I’m working with Azure cognitive search and have set up a search index that uses a skillset to break down documents into smaller pieces and create vector embeddings. When I make calls to the chat completions endpoint, I can get responses with citations, but there’s a major issue with the chunk identification.
The problem is that when using vector search on chunked documents, all citations come back with chunk_id set to “0” instead of unique identifiers. This makes it impossible to provide meaningful citation references to users.

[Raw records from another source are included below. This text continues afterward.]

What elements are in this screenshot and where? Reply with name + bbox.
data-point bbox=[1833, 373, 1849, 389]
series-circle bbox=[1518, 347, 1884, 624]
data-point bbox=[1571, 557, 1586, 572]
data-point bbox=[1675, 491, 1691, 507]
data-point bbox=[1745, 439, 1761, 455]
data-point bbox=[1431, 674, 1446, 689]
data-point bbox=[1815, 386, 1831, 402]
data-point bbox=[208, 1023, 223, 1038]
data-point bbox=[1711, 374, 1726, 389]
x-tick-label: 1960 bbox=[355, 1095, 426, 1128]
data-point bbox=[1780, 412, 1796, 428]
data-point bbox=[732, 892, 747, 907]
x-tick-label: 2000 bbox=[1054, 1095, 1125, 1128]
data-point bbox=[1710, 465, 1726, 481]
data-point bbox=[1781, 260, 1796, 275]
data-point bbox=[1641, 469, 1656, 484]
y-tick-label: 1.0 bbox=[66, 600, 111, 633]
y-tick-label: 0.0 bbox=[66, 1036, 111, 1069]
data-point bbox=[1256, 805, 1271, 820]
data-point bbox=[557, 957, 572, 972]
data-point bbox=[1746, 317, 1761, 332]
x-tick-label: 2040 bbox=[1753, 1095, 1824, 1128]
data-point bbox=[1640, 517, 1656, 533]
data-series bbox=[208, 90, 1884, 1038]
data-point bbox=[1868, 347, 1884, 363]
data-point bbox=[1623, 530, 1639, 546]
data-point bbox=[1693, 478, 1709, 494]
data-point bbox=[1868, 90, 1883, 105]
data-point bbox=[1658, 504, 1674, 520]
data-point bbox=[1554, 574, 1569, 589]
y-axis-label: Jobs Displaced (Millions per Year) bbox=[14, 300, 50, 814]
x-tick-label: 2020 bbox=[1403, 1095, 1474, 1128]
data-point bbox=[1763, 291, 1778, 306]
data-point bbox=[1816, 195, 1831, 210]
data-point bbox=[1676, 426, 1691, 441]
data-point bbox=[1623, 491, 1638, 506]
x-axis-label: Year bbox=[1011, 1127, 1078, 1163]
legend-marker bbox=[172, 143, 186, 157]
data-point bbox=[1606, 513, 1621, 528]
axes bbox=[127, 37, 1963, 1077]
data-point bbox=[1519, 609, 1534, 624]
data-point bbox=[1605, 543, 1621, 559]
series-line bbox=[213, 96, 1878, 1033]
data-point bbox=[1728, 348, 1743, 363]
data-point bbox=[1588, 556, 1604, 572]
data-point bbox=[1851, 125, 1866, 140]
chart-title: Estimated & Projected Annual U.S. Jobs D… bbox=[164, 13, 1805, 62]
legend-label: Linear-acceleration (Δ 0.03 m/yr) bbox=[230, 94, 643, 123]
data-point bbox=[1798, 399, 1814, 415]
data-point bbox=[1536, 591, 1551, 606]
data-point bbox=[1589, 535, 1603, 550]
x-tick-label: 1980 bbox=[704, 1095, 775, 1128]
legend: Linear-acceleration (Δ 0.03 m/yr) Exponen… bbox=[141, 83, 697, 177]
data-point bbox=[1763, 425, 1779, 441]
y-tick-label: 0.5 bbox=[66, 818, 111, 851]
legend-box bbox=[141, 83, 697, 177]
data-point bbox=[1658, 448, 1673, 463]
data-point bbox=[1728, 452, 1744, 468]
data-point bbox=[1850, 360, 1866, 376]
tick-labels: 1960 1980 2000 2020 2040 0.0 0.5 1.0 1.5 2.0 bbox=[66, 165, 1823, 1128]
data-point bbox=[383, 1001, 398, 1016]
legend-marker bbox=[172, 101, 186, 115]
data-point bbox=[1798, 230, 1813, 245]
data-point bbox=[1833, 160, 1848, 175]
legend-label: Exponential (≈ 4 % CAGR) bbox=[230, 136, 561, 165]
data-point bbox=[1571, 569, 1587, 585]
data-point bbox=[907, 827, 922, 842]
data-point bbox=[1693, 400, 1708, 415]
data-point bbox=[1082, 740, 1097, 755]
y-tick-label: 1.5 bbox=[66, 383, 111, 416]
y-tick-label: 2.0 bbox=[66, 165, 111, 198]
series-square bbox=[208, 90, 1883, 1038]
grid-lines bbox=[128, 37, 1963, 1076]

Here’s what happens with regular keyword search (works correctly):
{
"response": {
"role": "assistant",
"text": "Here is the answer [ref1].",
"context": {
"references": [{
"text": "relevant content here",
"document": "Manual Guide - 15-08-2023.pdf",
"source": "https://mysite.sharepoint.com/docs/Manual%20Guide.pdf",
"path": "/documents/Manual Guide - 15-08-2023.pdf",
"chunk_id": "15"
}]
}
}
}
But with vector search on chunked content (the problem):
{
"response": {
"role": "assistant",
"text": "Based on the documents provided...",
"context": {
"references": [
{
"text": "first chunk content",
"document": "Policy Manual 2023.pdf",
"source": "https://storage.blob.core.windows.net/files/Policy%20Manual%202023.pdf",
"path": null,
"chunk_id": "0"
},
{
"text": "second chunk content",
"document": "Policy Manual 2023.pdf",
"source": "https://storage.blob.core.windows.net/files/Policy%20Manual%202023.pdf",
"path": null,
"chunk_id": "0"
}
]
}
}
}
Both chunks show chunk_id as “0” even though they’re different sections. I need either unique chunk identifiers or a way to modify the document titles to show which part they represent.
Is there a configuration option I’m missing, or do I really need to create a custom web skill with Azure Functions just for this basic functionality?